Longitude

Hello Everyone,

Today's I have something a little special in the form of a guest post by my dad!

Longitude

Summary:

Anyone alive in the eighteenth century would have known that "the longitude problem" was the thorniest scientific dilemma of the day--and had been for centuries. Lacking the ability to measure their longitude, sailors throughout the great ages of exploration had been literally lost at sea as soon as they lost sight of land. Thousands of lives, and the increasing fortunes of nations, hung on a resolution.
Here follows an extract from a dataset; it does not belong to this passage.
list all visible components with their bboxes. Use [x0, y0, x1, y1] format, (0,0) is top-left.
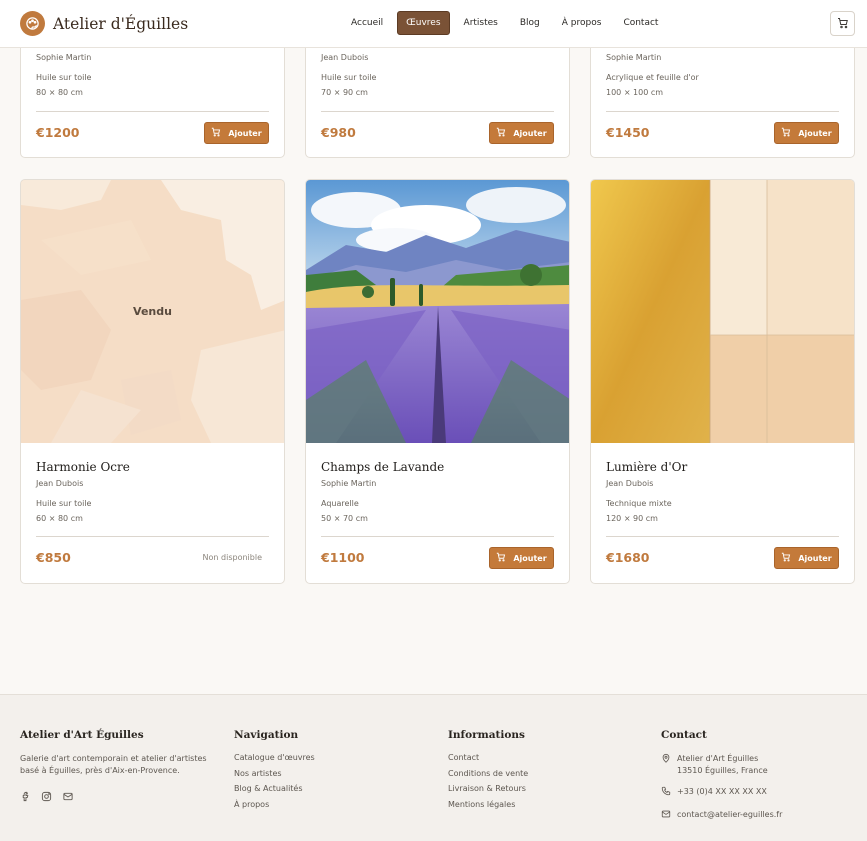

The scientific establishment of Europe--from Galileo to Sir Issac Newton--had mapped the heavens in both hemispheres in its certain pursuit of a celestial answer. In stark contrast, one man, John Harrison, dared to imagine a mechanical solution--a clock that would keep precise time at sea, something no clock had ever been able to do on land. Longitude is a dramatic human story of an epic scientific quest and Harrison's forty-year obsession with building his perfect timekeeper, known today as the chronometer. Full of heroism and chicanery, it is also a fascinating brief history of astronomy, navigation, and clockmaking, and opens a new window on our world. (Summary and book cover courtesy of goodreads.com)

Review:

I listened to an audiobook version of this book years ago and decided I would enjoy the print edition. I never bought it, but my daughter, host of this website, unknowingly gave me the 10th anniversary edition for Christmas. I immediately re-read it. 

Today if you want to know your location, you can pull out your phone and learn it within a few feet. Until the advent of GPS in 1995 (initially only for military use), the ships and aircraft of the world out of sight of land used substantially the same methods as were made possible by the invention of an accurate clock for use at sea by a self-trained carpenter in the late 18th century, John Harrison. Oversimplifying, for each second of time your navigation clock is off, your location will be off one quarter mile at the equator. (I confess my bias; I once trained in celestial navigation.) When Harrison accomplished what most of the scientists of the day thought was impossible and claimed the English prize worth approximately one million dollars today, he was met with denial. While he was ultimately awarded the cash, the full benefits of his achievement were not recognized until after his death. How many scientific discoveries today by outsiders are met by denial in the scientific establishment? This is the story of the resolution of the biggest enigma of the 17th and 18th centuries, the determination of longitude.  

Rating: 4 stars!

Who should read it? Anyone with interest in the science, history and politics of knowing where they are in this earth.

ABOUT THE GUEST POSTER

John Gaither.jpg

Name: John Gaither

Why did you choose this book?

I listened to an audiobook version of this book years ago and decided I  would enjoy the print edition. I never bought it, but my daughter, host of this website, unknowingly gave me the 10th anniversary edition for Christmas.  I immediately re-read it.

What is your favorite book(s)?

This is a surprisingly tough question.  In recent years, it would be a tie between "The Great Bridge: The Epic Story of the Building the Brooklyn Bridge" by David McCullough  and "Bell Labs and the Great Age of American Innovation" by John Gertner, but on a day-to-day basis, I am likely to be reading the latest Prey or Virgil Flowers mystery by John Sanford. I keep coming back to "The Complete Sherlock Holmes" by Arthur Conan Doyle because it is so comfortable to dip into when I can't make up my mind on what to read.  Reflecting into the past, I enjoyed all of the Robert Heinlein novels, particularly "Glory Road", which is sort of out of step with the rest of his work.  Interestingly, my daughter, host of this website, started reading Heinlein 40 years later, totally independent of me.  

What are you reading now or what do you plan to read next?

Now: "The Carnage Account" by Ben Lieberman

Next:  "The Innovators: How a Group of Hackers, Geniuses and Geeks Created the Digital Revolution" by Walter Isaacson

Thank you again for sharing your thoughts dad and for Aaron recommending the book!